Cet élargissement de la fonction credit management vers davantage de risk management est sans conteste la dimension qui intéresse le plus les PME qui sautent le pas et embauchent un credit manager. Notamment parce que les données à traiter sont de plus en plus complexes et nombreuses à gérer et analyser. "Le credit manager doit choisir quelles données sont intéressantes à utiliser et savoir comment les analyser", constate Joëlle Monange. Le credit management en 2018 est, comme beaucoup d'autres fonctions, touché par la tendance de la data analyse.
Une réglementation qui se durcit
Si la partie risk management est de plus en plus stratégique au sein de la fonction de credit management c'est aussi parce que la réglementation se durcit. Fin 2016 a eu lieu une grosse réforme du droit des contrats qui oblige les sociétés à soigner leurs conditions générales de vente.

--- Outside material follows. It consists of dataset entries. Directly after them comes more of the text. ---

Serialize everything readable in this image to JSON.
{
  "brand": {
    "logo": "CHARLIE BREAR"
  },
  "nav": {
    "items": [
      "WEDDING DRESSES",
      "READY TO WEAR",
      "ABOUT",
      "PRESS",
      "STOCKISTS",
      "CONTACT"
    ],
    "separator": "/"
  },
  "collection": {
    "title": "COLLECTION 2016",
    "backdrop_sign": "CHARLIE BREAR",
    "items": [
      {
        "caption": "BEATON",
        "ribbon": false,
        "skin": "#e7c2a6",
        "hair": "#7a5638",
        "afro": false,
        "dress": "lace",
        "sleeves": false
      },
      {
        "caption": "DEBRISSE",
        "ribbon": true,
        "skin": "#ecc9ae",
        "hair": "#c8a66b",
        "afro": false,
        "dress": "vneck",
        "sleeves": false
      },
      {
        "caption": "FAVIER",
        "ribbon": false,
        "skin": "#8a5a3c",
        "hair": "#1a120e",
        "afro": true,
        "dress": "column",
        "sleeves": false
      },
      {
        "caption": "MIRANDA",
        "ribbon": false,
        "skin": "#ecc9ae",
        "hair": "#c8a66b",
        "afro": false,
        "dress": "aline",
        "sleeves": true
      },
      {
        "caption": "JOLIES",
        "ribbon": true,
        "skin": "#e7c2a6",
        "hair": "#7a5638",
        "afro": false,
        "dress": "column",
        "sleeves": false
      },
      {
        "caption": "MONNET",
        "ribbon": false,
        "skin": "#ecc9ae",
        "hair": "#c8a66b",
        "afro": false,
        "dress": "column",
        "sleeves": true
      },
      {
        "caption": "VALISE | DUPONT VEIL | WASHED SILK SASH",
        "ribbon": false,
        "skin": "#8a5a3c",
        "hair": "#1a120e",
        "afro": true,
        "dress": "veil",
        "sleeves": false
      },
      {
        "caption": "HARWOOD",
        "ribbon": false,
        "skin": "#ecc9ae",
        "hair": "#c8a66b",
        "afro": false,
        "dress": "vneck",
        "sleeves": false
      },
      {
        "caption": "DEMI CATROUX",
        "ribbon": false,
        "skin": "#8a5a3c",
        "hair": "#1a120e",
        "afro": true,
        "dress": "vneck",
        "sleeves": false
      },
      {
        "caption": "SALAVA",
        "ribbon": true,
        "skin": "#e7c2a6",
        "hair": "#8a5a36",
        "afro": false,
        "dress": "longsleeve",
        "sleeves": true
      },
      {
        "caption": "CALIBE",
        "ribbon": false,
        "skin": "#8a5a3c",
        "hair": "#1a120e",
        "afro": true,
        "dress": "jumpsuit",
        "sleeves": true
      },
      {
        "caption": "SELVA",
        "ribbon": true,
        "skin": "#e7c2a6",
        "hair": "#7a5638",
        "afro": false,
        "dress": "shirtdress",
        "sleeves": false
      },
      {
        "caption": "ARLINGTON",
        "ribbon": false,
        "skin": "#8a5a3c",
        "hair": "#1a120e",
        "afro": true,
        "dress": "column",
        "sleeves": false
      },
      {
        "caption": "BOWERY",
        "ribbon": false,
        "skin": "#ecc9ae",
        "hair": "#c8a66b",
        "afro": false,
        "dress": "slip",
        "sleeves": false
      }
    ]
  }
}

La loi Sapin 2, également, relative à la transparence et la lutte contre la corruption contraint les sociétés à réaliser une cartographie des risques et des procédures d'évaluation couvrant les clients, les fournisseurs et les intermédiaires. Les entreprises vont sans conteste pouvoir se reposer sur leurs credit managers pour répondre à certains pans de ces réglementations. "Le credit manager s'occupe de plus en plus des aspects juridiques de sa fonction : compliance, contrôle des fraudes, corruption", approuve Yann Durand.